Dustin Johnson is getting some heat for his announcement that he will not play in the Olympics in July, citing the hassles of international travel and a desire to focus on the PGA Tour. This despite skipping PGA Tour events earlier this year to take an appearance fee to play in Saudi Arabia. What’s your take on DJ’s position?

Deeks: Munny, munny, munny.  And I doubt he could even find Tokyo on the map anyway.

Loughry: It just tells me DJ doesn’t care about the Olympics at all. I wish it were different, but that’s DJ for you, and I bet quite a few other top players too. I’d actually like to see a poll of the top 50 players and see what their answer to this question is. It would be really interesting to see if attending the Olympics is of interest or not. It is clear that athletes from other countries put a premium on attending and participating, American players not so much. Their premium is on the Majors.

Schurman: DJ has played the tour for 12 years, has won +$70M plus endorsements, been the #1 in the world, won majors, holds the longest win streak for the number of consecutive years with a victory and he is 37 years old. I’m disappointed he isn’t going to the Olympics but using travel restrictions as an excuse is a pretty good one. At some point, he has to slow down. Maybe this is the beginning of it.

Rule: It’s all about the money, isn’t it?  Which is crazy to think since he has all the money anyone could ever need. But somehow money still talks.  It’s sad really because almost anyone would give their left arm to get a chance at being an Olympian.  I can’t imagine a more spine-tingling moment than walking into the opening ceremonies wearing Canada’s colours.

Mumford: It lacks perspective. DJ probably thinks he’s making a wise decision for 2021 but some day he may look back and wish he’d chosen to play in the Olympics. The world showcases its best athletes once every four years. Invitations are rare. Declining the honour says a lot about the person – and not in a positive way.

Lee Westwood is playing some of the best golf of his life at the age of 47 and having a lot of fun doing it. Two runner-up finishes in the last two weeks could easily have gone in his favour with a short putt here and a short putt there. Typically, he has fared pretty well at Augusta in the past too. Is he a legitimate contender to win the Masters in three weeks?

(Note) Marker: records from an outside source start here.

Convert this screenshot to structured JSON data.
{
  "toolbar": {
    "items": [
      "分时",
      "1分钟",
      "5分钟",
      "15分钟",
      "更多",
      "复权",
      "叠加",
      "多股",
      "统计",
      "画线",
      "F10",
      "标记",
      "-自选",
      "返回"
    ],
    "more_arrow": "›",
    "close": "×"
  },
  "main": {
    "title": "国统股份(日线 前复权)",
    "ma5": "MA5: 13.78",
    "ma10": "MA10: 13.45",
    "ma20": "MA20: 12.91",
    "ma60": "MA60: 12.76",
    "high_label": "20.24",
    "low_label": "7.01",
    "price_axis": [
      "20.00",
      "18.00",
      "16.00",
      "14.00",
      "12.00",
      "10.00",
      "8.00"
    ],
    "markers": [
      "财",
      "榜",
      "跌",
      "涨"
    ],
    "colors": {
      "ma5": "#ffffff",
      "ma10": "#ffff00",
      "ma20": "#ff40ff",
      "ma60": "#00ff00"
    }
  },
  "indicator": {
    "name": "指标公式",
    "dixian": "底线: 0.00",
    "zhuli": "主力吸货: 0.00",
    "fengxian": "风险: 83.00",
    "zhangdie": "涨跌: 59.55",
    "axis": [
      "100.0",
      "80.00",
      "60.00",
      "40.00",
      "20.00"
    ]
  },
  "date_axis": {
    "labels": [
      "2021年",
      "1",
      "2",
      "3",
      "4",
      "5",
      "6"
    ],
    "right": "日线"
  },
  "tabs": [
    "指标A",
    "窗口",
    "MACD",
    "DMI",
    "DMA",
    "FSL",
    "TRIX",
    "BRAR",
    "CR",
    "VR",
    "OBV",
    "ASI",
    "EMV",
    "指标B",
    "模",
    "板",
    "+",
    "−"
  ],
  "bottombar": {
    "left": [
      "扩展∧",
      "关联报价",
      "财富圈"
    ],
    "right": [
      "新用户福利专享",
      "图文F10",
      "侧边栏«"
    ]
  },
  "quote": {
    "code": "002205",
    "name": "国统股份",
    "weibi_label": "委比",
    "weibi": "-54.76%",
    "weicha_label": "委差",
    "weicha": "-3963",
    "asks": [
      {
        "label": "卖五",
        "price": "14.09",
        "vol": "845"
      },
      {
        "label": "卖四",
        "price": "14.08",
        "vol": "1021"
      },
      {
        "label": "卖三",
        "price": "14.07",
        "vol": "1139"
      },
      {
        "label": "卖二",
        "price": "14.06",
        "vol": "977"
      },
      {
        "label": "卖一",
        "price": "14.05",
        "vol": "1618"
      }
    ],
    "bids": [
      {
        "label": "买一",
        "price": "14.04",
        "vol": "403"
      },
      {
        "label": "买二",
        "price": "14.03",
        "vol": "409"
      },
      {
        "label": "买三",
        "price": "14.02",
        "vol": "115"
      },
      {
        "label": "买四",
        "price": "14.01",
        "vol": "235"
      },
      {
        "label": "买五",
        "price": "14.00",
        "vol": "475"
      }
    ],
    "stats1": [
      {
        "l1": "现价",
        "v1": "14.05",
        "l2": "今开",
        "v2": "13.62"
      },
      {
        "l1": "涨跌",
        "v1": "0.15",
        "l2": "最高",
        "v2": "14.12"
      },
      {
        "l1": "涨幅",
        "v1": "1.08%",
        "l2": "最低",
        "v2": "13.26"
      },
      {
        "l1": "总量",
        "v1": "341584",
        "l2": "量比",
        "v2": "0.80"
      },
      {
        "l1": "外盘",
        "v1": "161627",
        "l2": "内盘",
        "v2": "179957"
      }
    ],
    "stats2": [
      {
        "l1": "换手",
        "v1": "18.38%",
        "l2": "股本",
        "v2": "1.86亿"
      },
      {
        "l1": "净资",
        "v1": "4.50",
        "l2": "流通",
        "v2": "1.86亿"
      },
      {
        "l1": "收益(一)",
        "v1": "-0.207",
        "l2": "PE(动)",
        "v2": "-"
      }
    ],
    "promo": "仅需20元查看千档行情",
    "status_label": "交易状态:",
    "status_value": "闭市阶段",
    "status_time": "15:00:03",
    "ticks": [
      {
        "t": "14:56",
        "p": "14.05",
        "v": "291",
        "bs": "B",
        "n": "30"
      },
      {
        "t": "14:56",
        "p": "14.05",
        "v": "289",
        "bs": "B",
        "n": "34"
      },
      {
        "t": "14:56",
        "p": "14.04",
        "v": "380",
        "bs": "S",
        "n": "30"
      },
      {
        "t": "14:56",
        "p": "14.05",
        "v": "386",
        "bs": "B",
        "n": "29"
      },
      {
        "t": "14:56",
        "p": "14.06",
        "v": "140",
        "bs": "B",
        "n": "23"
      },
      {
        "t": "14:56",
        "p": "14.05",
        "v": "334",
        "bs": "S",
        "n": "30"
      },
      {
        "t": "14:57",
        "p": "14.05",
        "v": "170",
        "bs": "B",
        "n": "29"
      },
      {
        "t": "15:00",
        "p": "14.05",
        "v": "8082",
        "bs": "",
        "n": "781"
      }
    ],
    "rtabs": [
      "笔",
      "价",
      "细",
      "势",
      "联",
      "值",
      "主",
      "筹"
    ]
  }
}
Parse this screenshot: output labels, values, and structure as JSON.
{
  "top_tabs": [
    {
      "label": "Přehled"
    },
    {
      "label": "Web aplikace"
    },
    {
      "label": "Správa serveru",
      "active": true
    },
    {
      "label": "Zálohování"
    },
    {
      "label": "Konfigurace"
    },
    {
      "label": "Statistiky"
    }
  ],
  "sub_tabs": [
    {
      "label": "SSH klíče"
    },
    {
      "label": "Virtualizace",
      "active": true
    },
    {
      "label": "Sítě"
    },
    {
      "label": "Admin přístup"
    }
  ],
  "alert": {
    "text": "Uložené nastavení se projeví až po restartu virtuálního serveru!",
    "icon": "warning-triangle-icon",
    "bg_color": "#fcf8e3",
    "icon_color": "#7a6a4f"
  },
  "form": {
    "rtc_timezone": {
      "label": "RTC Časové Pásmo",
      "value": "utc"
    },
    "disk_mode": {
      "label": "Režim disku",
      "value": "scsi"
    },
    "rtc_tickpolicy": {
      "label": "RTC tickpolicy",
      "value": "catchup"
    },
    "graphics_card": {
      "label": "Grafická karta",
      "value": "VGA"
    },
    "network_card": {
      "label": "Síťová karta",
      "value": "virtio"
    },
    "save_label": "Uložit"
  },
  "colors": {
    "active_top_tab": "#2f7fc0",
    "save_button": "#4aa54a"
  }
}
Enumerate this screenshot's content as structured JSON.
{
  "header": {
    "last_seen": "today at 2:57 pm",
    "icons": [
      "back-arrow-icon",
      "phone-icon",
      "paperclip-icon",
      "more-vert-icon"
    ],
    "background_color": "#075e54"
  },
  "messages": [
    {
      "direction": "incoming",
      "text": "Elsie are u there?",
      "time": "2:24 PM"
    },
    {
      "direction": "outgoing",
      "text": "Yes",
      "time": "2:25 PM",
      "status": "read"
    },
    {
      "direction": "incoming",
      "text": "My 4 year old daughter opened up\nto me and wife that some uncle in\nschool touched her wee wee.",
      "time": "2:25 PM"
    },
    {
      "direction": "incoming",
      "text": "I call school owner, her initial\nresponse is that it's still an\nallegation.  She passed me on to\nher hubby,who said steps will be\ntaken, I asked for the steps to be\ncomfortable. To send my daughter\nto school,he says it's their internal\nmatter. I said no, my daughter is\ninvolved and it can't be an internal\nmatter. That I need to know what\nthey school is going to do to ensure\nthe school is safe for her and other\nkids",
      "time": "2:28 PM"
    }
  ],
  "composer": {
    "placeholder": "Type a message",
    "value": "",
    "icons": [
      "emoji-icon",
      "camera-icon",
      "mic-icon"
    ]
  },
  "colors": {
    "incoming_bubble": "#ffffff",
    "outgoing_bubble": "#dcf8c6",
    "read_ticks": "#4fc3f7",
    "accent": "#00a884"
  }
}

Deeks: I sure hope he’s a contender at Augusta, but something tells me he peaked over the last two weeks and won’t find magic again.   I really hope I’m wrong.  It was great seeing him right in the mix, and very disappointing that he couldn’t have succeeded in either event — especially since he really didn’t blow either chance with a bad final round. The sight of him and his lovely fiancée on the bag was very heart-warming.  He looked a lot like Darren Clarke, another UK player that I’ve always admired.

Loughry: I think you have to take Westy as a favourite at Augusta based on recent play and past performance at The Masters. Although it was some freaky ball striking early on that I think cost him, his putter wasn’t exactly the best. And that’s the club I see hurting his chances in Georgia, the greens are just diabolical at Augusta National.

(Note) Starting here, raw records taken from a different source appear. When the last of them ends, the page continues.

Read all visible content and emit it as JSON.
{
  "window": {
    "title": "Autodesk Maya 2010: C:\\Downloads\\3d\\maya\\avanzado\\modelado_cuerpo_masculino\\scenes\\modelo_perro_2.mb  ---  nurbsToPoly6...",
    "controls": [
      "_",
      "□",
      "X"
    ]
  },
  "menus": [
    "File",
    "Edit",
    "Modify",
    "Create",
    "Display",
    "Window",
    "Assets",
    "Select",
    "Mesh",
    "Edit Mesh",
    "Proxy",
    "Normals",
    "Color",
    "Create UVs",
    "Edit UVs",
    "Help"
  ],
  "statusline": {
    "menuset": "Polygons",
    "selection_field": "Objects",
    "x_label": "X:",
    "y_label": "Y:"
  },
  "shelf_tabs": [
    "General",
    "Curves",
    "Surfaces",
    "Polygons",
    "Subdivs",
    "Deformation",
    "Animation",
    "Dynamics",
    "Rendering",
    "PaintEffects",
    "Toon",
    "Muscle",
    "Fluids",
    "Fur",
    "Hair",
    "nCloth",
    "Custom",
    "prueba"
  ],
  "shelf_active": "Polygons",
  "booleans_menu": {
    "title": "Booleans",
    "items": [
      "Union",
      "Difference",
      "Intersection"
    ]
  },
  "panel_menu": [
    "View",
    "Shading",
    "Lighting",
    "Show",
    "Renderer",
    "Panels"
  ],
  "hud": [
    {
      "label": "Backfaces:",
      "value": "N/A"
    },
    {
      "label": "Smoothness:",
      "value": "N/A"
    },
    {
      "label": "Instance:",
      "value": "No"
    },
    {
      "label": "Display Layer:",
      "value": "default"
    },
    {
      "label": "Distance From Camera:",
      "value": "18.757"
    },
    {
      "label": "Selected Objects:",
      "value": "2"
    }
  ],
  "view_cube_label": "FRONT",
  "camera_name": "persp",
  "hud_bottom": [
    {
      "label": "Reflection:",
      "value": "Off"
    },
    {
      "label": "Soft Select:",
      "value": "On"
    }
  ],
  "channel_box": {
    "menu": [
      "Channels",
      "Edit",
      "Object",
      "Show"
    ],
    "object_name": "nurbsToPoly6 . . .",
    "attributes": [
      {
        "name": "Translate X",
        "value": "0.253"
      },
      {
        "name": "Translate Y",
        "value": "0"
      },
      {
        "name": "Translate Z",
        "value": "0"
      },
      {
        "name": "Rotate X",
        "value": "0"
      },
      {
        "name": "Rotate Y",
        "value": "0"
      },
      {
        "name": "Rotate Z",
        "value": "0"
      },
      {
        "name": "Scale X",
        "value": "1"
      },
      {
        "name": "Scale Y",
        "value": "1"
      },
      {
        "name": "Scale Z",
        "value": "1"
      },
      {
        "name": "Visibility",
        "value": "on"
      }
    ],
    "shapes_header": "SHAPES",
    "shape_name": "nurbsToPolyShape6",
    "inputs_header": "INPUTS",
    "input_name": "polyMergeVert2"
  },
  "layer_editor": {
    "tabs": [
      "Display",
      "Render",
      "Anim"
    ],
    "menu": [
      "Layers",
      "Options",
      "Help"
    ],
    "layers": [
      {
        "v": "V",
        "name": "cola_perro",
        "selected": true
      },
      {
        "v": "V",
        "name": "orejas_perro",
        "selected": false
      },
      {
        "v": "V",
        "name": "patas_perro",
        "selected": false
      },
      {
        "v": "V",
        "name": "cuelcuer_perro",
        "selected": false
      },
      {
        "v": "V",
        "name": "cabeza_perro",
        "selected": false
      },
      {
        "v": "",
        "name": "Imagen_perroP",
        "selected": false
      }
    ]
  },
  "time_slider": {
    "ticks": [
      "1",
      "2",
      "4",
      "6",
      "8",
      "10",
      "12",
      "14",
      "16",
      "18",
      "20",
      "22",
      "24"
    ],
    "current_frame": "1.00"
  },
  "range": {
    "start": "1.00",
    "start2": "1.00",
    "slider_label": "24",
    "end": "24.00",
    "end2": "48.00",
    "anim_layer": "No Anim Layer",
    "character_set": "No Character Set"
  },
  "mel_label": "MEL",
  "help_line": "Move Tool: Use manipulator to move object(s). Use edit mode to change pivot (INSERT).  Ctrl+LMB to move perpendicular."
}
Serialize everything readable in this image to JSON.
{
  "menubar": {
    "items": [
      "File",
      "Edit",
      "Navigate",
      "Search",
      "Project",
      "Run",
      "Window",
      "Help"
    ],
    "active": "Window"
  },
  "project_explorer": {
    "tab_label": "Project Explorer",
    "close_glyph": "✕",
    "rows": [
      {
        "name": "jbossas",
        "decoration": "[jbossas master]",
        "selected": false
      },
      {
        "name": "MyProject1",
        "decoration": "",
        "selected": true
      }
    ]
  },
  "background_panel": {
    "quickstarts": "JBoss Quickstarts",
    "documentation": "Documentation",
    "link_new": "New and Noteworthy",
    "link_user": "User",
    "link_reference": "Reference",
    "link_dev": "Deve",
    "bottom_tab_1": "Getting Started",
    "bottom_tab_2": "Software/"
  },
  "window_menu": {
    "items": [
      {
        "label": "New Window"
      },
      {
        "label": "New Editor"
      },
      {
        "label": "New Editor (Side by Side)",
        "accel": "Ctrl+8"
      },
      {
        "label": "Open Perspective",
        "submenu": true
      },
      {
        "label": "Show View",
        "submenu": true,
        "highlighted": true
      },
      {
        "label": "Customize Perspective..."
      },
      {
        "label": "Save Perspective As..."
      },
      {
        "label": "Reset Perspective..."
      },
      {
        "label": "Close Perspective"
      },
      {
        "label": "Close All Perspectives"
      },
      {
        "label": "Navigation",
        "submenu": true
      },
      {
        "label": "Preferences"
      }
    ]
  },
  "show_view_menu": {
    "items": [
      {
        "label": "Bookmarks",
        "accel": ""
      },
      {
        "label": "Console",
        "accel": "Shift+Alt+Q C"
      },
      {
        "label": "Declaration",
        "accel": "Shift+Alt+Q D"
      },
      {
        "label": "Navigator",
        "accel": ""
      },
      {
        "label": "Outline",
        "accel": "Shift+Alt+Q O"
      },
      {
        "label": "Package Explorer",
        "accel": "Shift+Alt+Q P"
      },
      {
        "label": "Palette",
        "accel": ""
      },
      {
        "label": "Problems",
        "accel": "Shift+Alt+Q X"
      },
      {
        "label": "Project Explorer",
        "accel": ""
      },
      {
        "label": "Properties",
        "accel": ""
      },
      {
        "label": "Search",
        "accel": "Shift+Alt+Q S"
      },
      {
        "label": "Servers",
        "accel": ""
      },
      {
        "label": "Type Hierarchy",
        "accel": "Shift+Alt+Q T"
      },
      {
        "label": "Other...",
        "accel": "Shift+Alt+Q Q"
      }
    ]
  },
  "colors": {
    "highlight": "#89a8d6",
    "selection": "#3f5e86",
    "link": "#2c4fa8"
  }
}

Schurman: Lee Westwood has always had the game to play anywhere, anytime. Two things have changed. He is making short putts when it counts most and Helen. Wait until they drive up Magnolia Lane and she can see for herself why he has been talking about it with her. Wait until she walks the course and experiences the beauty. Wait until she sees her ‘man’ enjoy everything life has to offer. You bet he has a chance; he has someone to share it with!

Rule: I somehow can’t imagine him keeping the hot streak going for that long, but I really hope he does.  If he wins Augusta, it will rank up there with Jack and Tiger’s late career victories, and he deserves his major.  It’s just great seeing him enjoying golf so much, he’s living the dream.  I just hope nobody pinches him to wake him until sometime in mid April.

Mumford: There’s no reason why he can’t contend. He’s playing really well right now and certainly knows the course better than most. Westwood’s problem is that he’s a regular on the leaderboard for the first three rounds, then fades on Sunday. Maybe he should change his Saturday night routine.

The Round Table
The Round Table is a panel of golf writers, PGA members and industry experts.